Phase 3b will involve full-scale missile fabrication, assembly, and flight testing from a launch vehicle, Lockheed Martin Missiles and Fire Control was awarded this new contract modification after leading a successful Phase 3a integrated system preliminary design review that resulted in a comprehensive design and test plan.
OpFires aims to demonstrate a novel system enabling hypersonic boost glide weapons to rapidly and precisely engage critical, time-sensitive targets while penetrating modern enemy air defences.

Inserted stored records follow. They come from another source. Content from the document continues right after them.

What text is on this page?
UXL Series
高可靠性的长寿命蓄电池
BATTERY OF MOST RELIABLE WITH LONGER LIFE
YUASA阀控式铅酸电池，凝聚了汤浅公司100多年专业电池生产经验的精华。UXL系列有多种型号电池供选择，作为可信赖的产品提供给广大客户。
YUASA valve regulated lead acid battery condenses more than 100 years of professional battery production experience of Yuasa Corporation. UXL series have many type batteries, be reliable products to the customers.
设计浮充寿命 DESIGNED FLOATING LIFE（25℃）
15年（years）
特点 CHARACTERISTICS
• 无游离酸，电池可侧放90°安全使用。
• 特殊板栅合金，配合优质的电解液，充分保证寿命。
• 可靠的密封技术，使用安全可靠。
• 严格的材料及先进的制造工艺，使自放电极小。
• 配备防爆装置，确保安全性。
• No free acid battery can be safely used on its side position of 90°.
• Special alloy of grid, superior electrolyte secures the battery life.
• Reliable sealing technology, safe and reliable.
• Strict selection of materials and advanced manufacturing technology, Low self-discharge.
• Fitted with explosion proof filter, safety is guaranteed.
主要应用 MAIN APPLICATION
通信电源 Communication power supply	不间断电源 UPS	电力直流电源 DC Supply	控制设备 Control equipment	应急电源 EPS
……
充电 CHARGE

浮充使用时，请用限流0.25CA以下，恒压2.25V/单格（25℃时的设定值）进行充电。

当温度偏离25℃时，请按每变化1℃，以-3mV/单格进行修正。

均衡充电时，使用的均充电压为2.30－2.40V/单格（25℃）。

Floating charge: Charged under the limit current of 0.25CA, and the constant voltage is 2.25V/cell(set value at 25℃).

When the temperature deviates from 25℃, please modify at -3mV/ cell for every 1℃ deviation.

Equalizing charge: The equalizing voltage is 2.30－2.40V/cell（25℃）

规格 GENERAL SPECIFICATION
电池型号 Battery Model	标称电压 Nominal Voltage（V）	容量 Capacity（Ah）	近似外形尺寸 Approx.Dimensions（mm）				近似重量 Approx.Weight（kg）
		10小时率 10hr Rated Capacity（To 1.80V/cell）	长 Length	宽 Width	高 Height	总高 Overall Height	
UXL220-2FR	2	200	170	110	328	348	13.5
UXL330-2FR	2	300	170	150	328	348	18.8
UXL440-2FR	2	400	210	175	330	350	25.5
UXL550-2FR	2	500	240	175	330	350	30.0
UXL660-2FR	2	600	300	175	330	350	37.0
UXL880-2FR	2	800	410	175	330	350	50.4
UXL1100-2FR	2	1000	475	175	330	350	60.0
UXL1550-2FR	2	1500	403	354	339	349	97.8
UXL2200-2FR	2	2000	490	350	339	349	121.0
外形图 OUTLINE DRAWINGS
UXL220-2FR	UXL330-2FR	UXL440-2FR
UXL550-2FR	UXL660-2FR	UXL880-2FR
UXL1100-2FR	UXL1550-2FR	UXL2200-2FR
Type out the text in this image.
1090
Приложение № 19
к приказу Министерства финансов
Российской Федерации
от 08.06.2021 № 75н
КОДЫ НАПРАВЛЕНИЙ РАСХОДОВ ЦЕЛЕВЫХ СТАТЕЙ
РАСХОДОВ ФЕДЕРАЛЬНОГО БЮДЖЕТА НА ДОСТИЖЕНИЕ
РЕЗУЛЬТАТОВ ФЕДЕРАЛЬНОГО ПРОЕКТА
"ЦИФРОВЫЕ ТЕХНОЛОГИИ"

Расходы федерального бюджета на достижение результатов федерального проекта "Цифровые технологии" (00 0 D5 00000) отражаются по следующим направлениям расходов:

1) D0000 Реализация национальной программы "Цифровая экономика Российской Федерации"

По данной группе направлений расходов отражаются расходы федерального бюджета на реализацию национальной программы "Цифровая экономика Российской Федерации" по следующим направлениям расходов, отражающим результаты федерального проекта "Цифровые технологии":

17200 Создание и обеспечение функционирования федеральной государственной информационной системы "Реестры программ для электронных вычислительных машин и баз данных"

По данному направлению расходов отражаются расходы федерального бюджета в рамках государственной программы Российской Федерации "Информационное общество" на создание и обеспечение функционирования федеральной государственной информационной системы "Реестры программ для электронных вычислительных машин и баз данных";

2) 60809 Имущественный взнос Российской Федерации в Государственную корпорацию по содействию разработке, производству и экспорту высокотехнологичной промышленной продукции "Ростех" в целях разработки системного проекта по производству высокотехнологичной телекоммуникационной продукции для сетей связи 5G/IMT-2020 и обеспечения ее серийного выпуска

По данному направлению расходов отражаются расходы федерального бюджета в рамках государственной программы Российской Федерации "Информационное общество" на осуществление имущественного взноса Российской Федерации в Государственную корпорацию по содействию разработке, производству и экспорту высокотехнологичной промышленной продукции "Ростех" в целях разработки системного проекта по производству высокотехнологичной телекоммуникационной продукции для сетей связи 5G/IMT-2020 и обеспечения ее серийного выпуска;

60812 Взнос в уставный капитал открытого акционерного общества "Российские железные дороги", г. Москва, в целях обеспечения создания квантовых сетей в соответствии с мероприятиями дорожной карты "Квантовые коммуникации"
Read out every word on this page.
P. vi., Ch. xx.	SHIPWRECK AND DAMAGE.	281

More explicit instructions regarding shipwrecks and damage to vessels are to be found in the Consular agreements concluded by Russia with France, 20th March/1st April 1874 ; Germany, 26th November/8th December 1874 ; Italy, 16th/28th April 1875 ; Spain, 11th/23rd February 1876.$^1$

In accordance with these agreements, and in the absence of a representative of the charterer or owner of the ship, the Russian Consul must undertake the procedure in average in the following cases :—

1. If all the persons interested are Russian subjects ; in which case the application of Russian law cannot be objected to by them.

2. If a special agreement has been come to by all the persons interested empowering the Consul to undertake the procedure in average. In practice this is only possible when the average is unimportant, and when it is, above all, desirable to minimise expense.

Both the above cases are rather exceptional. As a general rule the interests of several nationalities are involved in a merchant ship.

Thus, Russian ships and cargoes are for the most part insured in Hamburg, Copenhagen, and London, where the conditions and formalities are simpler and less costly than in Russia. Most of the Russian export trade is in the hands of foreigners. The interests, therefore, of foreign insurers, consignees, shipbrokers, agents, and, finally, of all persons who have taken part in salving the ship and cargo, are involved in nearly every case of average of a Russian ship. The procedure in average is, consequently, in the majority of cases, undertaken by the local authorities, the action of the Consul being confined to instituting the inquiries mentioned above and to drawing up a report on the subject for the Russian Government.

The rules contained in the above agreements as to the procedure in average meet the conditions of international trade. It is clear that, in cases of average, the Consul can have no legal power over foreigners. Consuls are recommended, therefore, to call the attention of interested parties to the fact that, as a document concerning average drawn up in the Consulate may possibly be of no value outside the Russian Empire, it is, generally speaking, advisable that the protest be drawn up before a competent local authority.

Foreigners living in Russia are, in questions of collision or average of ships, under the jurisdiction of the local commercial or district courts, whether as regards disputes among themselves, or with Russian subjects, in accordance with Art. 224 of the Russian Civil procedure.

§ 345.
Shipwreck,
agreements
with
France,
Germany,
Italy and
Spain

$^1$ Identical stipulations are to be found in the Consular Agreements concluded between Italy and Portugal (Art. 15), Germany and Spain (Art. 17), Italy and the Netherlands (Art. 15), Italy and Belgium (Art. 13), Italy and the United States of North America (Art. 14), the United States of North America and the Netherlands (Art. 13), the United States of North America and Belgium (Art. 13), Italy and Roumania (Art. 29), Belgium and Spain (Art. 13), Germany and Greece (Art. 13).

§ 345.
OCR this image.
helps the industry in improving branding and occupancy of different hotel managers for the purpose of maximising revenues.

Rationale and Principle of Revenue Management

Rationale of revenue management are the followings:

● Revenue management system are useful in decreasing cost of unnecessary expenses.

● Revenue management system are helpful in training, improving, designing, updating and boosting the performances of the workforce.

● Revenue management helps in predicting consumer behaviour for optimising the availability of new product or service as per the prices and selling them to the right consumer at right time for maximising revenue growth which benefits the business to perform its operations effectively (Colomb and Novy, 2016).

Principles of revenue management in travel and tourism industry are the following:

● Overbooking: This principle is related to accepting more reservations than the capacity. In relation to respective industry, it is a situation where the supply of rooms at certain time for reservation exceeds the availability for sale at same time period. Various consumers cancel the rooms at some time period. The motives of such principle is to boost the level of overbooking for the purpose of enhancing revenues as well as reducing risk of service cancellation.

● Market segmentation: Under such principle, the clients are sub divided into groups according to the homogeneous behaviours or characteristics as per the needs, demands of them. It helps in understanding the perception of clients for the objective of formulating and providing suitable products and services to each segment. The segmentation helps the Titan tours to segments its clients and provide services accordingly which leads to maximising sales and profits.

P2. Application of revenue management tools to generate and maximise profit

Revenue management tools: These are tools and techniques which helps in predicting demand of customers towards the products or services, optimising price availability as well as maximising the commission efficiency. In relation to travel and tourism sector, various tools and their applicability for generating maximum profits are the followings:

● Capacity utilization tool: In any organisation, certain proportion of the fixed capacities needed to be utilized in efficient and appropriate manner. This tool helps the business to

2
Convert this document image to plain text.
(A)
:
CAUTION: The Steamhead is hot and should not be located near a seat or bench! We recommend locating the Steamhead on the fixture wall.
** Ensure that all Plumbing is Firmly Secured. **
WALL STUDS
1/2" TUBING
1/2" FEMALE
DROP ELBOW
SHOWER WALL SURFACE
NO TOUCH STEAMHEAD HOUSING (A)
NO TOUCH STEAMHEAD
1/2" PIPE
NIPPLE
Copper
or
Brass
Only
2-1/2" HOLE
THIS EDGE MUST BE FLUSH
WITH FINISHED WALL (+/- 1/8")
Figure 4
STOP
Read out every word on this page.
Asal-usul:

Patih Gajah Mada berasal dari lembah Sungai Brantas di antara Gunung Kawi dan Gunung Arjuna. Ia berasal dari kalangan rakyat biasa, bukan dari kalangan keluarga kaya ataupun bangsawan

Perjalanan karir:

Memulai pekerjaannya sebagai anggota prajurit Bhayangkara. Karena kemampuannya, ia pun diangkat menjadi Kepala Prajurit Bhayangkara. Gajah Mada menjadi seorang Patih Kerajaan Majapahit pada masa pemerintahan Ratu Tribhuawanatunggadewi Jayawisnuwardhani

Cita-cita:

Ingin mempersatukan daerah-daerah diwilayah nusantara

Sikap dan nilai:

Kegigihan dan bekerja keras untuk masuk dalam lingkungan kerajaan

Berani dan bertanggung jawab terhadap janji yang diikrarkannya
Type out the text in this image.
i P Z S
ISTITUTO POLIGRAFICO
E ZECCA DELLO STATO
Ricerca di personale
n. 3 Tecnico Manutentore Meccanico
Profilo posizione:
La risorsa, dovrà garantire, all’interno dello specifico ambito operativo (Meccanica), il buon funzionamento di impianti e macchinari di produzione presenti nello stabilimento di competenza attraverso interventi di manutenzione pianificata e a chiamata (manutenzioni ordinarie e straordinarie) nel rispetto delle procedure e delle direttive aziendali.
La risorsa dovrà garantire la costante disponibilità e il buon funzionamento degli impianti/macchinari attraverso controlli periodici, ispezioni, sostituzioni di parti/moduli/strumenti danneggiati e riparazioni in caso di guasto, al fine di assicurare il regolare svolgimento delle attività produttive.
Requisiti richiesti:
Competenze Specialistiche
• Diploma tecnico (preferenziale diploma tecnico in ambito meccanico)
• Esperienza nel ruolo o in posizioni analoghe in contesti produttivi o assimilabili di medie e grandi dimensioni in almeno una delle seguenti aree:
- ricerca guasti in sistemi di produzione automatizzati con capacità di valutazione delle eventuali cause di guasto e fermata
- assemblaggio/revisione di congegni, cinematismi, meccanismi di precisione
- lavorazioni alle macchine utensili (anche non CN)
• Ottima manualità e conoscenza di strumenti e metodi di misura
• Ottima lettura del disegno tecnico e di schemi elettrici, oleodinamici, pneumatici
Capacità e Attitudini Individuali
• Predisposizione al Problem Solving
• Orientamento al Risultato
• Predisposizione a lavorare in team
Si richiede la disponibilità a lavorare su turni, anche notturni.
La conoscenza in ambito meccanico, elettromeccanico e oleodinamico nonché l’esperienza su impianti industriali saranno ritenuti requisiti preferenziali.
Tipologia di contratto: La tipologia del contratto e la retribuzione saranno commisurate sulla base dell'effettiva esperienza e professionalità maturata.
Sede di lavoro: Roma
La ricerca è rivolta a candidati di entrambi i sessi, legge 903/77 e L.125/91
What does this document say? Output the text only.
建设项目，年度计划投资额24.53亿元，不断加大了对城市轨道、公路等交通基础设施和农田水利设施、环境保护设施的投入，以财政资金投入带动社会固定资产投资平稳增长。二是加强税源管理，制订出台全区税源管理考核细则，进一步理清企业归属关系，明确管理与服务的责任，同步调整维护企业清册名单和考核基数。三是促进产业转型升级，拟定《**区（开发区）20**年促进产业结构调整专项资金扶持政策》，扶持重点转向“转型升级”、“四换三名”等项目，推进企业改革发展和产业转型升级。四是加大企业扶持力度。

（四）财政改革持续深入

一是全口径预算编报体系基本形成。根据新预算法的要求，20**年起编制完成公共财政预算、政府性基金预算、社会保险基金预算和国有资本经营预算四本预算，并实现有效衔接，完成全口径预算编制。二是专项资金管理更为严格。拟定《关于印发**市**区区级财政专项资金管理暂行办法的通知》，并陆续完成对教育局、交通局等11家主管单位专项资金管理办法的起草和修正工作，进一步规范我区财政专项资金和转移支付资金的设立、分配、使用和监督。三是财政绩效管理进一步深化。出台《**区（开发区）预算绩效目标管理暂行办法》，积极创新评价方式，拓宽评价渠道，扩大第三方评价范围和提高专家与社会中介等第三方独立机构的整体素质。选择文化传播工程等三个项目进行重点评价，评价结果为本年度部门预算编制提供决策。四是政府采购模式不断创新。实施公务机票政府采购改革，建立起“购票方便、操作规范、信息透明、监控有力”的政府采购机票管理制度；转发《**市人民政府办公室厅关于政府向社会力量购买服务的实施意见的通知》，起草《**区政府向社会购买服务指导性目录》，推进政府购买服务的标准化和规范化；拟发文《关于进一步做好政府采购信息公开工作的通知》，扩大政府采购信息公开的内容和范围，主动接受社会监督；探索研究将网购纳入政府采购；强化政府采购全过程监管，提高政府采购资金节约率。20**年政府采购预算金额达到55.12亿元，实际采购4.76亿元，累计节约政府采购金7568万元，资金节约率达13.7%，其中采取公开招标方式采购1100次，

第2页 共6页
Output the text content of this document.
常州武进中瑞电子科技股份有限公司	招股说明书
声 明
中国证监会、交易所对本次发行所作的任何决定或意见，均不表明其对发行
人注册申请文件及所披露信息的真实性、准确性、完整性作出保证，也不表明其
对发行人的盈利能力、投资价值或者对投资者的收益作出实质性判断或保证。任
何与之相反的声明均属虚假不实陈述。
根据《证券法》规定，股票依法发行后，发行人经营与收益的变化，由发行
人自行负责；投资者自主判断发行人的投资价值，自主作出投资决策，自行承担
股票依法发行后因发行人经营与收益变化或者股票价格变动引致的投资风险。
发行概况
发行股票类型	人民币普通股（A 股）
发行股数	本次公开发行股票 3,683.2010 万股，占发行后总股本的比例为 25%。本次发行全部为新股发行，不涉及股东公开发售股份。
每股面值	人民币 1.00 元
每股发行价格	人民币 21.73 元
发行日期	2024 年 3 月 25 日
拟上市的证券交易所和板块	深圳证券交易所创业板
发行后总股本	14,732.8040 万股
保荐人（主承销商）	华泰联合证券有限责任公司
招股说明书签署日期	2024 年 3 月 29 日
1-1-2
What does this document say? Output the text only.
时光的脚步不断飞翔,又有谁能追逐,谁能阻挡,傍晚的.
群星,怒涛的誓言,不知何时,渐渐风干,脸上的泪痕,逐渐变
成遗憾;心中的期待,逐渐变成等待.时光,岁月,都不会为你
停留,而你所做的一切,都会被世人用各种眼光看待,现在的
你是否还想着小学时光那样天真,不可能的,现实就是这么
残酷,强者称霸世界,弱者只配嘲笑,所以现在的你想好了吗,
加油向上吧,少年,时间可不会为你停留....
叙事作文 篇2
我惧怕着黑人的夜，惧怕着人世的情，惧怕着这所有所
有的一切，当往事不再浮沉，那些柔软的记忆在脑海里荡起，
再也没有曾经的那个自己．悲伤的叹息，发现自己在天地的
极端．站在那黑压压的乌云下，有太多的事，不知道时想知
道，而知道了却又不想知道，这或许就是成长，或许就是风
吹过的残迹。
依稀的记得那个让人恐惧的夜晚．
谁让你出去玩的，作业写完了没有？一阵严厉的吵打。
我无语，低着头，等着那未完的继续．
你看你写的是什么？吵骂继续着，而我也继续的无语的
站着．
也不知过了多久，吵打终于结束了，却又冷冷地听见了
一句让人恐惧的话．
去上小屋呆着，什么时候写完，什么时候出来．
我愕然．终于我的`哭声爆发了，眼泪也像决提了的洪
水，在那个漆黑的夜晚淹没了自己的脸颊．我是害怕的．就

Lieutenant Colonel Joshua Stults, DARPA program manager for OpFires in DARPA’s Tactical Technology Office, said, “The objectives of DARPA’s OpFires program remain unchanged. The system design that Lockheed is developing continues to achieve the desired tactical mobility and system performance in line with the Department of Defense’s push to deliver an intermediate-range surface-to-surface missile.”
The program is developing an advanced booster capable of delivering a variety of payloads at multiple ranges and compatible mobile ground launch platforms that can be rapidly deployed.
In early 2020, Lockheed Martin began work on OpFires weapon system integration under a DARPA contract.
OpFires is an innovative ground-launched system that enables a hypersonic boost-glide missile system to penetrate modern enemy air defenses and rapidly engage time-sensitive targets.
Hypersonic missiles typically go one speed: as fast as they can. OpFires features a unique throttleable booster rocket motor that can vary its thrust to deliver payloads across the medium-range spectrum without energy bleed maneuvers. Less time in the air enhances survivability and mission success.
OpFires is designed with the soldier in mind, for the user, it operates off-road, supports rapid loading and reloading and can shoot and scoot within minutes, and it travels light.
OpFires engineers are designing OpFires with affordability in mind by reusing proven precision fires subsystems. For example, they are adapting proven High Mobility Artillery Rocket System electronics and precision fires subsystems for interoperability with US Army Advanced Field Artillery Tactical Data System infrastructure.